One parent sent me an email and this link this week:
A letter to a daughter which applies to all young girls and woman – so perfectly written and seems to fit with the Camp Runoia way so wanted to pass it on:
When I read Dr. Flanagan’s letter to his daughter I had to share as he so eloquently expressed the message my husband and I hope our 14-year-old daughter and 16 and 18-year-old sons live by. I only hope my husband and I are teaching these lessons daily by our example. I am a bit disheartened at the direction corporate culture has taken, not only increasing these societal expectations on young girls but also more recently targeting young boys as well. The eternal optimist in me knows we have wonderful examples all around our children – teachers, neighbors, camp counselors, scientists… to name a few. We simply need to help our children and ourselves understand these are the people we need to emulate rather then the false role models created by corporate marketers.
This week Camp Runoia recognizes National Eating Disorder week. We encourage parents to take stock in the Runoia parent’s declaration (above). Also:
Explore resources with your children that include media literacy*, including awareness of advertising and marketing manipulation of girls (and boys).
Help your children to understand how they are marketed toward to “fit in”, “feel good about themselves” and the falseness this perpetuates at the risk of their own youth and their self esteem.

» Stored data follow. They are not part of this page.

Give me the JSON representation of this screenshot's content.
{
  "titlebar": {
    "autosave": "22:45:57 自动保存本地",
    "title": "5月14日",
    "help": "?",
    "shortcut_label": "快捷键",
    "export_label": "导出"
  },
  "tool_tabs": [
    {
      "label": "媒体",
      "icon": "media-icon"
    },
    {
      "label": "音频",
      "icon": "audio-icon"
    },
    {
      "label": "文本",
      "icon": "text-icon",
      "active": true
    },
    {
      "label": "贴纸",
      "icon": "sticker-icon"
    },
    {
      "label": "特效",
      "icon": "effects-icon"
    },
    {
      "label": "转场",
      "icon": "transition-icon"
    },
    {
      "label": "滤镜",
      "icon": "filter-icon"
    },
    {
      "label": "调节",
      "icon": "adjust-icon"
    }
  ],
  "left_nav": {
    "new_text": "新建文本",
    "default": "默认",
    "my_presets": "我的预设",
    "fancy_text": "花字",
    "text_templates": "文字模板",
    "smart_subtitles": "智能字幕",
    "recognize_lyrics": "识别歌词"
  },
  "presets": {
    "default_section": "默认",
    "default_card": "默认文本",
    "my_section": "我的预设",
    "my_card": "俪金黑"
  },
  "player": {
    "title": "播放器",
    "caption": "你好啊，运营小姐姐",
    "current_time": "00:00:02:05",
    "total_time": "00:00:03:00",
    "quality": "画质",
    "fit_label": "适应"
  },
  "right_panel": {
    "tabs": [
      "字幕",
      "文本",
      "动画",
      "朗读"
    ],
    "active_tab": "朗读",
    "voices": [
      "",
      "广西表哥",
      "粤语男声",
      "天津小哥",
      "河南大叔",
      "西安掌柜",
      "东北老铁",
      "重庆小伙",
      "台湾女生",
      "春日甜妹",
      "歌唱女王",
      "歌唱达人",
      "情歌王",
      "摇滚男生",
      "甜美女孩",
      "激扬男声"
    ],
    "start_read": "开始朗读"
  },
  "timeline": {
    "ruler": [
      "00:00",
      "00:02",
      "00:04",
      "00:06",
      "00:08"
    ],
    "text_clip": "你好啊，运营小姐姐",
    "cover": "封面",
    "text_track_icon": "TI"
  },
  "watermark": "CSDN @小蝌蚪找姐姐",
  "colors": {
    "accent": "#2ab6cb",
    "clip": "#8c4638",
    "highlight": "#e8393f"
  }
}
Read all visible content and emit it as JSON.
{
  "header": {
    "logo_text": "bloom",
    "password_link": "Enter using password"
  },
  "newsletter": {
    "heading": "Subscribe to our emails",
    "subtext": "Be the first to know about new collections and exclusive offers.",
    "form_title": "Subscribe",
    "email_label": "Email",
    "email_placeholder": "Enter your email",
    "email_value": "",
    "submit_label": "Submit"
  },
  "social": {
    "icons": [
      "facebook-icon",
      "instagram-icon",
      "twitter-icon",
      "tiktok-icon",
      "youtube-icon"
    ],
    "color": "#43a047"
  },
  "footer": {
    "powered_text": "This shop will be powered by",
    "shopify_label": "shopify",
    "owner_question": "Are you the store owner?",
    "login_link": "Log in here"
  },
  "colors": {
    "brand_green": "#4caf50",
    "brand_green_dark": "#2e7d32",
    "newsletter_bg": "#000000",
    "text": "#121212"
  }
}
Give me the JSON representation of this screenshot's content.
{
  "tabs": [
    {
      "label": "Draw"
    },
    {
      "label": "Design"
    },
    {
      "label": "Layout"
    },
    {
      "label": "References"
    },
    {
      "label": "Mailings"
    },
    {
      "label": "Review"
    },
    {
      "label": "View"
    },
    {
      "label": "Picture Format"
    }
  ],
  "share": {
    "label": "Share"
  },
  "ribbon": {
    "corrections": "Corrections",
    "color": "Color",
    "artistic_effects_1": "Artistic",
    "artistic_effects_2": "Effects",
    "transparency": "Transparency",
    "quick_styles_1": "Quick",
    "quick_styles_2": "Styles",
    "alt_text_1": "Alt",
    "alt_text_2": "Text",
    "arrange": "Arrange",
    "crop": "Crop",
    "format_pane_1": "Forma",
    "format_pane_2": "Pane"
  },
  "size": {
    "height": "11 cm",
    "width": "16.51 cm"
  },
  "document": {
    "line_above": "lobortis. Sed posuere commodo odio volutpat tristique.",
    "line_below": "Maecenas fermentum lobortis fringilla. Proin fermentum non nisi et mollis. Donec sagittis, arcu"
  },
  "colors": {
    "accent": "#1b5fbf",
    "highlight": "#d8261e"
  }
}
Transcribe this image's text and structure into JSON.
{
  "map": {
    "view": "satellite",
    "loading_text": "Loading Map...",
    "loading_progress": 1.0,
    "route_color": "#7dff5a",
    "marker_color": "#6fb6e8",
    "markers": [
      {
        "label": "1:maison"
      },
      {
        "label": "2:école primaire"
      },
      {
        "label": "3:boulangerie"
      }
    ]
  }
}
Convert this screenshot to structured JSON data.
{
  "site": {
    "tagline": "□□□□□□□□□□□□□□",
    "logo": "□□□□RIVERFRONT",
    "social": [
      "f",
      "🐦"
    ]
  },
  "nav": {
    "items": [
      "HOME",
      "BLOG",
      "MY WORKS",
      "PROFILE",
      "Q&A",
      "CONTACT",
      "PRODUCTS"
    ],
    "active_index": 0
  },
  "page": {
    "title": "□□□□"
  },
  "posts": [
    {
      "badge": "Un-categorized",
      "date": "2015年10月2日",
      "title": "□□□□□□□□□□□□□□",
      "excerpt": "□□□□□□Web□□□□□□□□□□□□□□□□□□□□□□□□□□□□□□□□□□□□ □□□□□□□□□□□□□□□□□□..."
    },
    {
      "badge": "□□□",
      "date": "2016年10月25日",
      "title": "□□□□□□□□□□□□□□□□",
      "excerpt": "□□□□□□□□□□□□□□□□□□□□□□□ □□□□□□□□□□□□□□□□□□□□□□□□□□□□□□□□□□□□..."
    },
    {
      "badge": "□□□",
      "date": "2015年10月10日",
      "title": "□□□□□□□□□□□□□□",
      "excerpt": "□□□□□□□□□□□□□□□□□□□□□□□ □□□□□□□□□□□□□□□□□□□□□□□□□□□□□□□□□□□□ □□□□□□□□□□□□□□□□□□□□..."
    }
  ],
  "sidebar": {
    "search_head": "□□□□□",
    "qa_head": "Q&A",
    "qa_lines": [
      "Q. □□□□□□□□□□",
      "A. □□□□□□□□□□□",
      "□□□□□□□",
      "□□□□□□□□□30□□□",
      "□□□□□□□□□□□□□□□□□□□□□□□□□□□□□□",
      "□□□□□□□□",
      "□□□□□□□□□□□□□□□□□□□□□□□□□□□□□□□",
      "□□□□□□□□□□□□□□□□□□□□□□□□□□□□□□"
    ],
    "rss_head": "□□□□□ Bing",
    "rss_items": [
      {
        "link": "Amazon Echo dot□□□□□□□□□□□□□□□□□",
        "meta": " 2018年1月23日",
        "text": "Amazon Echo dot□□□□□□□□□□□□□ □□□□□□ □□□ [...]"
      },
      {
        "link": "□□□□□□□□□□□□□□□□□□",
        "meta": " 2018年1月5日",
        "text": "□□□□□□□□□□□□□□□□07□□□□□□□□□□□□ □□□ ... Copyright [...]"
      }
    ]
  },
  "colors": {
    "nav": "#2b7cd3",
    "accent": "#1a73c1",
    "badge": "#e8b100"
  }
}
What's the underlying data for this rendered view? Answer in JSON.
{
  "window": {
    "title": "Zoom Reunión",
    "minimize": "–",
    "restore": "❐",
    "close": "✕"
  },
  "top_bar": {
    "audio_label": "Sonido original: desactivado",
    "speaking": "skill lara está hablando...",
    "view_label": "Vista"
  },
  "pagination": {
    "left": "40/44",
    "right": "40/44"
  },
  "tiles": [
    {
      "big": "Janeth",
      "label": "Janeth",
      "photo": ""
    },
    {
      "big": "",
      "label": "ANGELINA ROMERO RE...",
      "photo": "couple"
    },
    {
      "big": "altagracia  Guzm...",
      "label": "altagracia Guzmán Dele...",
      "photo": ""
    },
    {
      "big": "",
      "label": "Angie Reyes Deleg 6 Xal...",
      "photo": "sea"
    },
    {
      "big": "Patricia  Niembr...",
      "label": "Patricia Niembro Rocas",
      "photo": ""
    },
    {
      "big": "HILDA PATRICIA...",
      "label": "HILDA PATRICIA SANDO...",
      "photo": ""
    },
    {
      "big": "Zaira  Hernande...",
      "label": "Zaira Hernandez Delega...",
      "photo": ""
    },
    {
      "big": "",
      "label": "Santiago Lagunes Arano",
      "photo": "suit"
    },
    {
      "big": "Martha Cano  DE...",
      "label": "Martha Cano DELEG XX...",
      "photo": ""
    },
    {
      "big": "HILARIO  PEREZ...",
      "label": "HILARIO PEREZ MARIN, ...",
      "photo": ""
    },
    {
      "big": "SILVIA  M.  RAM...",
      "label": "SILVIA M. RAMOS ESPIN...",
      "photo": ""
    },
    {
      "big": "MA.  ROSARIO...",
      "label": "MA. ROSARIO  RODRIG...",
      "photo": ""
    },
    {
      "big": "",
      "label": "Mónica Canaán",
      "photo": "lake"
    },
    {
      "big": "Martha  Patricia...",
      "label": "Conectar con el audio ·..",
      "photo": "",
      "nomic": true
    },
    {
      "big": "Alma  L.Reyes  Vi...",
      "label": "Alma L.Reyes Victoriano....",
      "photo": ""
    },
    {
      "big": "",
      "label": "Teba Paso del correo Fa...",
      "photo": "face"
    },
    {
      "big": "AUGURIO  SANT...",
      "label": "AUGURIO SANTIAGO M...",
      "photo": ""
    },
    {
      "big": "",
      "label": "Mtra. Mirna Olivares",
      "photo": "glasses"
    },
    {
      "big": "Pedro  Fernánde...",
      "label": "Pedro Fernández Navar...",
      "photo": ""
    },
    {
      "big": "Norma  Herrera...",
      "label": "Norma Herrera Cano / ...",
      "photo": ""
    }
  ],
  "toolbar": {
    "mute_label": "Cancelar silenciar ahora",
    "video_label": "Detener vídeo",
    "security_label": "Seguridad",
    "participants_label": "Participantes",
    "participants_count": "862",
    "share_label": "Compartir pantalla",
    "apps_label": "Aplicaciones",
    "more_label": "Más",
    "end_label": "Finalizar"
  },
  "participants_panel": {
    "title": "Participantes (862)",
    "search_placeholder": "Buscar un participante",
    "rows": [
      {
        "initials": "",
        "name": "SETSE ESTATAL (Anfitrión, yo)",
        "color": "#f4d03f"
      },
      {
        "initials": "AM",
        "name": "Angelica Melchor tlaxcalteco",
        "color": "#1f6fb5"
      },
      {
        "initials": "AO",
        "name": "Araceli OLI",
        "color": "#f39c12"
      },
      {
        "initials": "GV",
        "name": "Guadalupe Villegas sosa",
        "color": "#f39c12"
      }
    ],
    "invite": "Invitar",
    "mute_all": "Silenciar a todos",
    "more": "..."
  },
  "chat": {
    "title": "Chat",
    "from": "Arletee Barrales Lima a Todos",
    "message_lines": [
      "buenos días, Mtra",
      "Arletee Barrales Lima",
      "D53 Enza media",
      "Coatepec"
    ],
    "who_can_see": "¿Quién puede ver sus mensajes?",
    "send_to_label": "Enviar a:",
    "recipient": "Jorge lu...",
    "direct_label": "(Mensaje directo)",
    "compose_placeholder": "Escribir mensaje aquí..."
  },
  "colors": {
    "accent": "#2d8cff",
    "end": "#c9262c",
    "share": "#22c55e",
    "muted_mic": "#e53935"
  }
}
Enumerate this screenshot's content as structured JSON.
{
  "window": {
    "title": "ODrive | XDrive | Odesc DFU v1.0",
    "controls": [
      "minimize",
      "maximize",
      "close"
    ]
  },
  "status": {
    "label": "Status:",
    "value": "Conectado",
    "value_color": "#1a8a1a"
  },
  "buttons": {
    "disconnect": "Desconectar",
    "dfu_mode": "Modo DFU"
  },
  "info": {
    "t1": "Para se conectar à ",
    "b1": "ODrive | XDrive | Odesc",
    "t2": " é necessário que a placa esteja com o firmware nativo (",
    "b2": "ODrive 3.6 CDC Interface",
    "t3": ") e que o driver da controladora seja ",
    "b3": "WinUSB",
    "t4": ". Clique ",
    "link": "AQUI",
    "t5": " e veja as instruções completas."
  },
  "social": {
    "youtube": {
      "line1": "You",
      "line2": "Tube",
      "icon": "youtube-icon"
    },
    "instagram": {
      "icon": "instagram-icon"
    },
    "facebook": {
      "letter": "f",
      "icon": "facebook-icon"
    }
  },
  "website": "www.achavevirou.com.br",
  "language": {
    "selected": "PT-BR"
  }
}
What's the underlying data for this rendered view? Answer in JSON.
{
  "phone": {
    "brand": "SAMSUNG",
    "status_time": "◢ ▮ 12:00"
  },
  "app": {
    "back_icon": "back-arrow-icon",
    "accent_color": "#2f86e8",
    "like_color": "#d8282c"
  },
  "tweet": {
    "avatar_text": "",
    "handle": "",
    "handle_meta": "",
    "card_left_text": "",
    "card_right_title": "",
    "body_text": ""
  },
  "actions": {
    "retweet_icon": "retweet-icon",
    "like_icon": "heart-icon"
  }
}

Hats off to camps around the nation that delve a little deeper into the camp experience; to the camps practicing 21st century skill building, youth development and creating communities to belong to without fear of prejudice, exclusive cliques, look-ism or humiliation.
Thanks to our Camp Runoia parent who brought Dr. Flanagan’s letter to our attention enabling us to share with our camp community, peers and professionals in camp.
And, finally, how many days before we are back in our camp “bubble” where our girls can take pressure off themselves, rub a little dirt in their palms and grow into the young people they will become? Not too many – its nearly noon and the sun is still high in the late February sky!
*www.hghw.org is a girl-serving organization teaching media literacy and much more – check it out!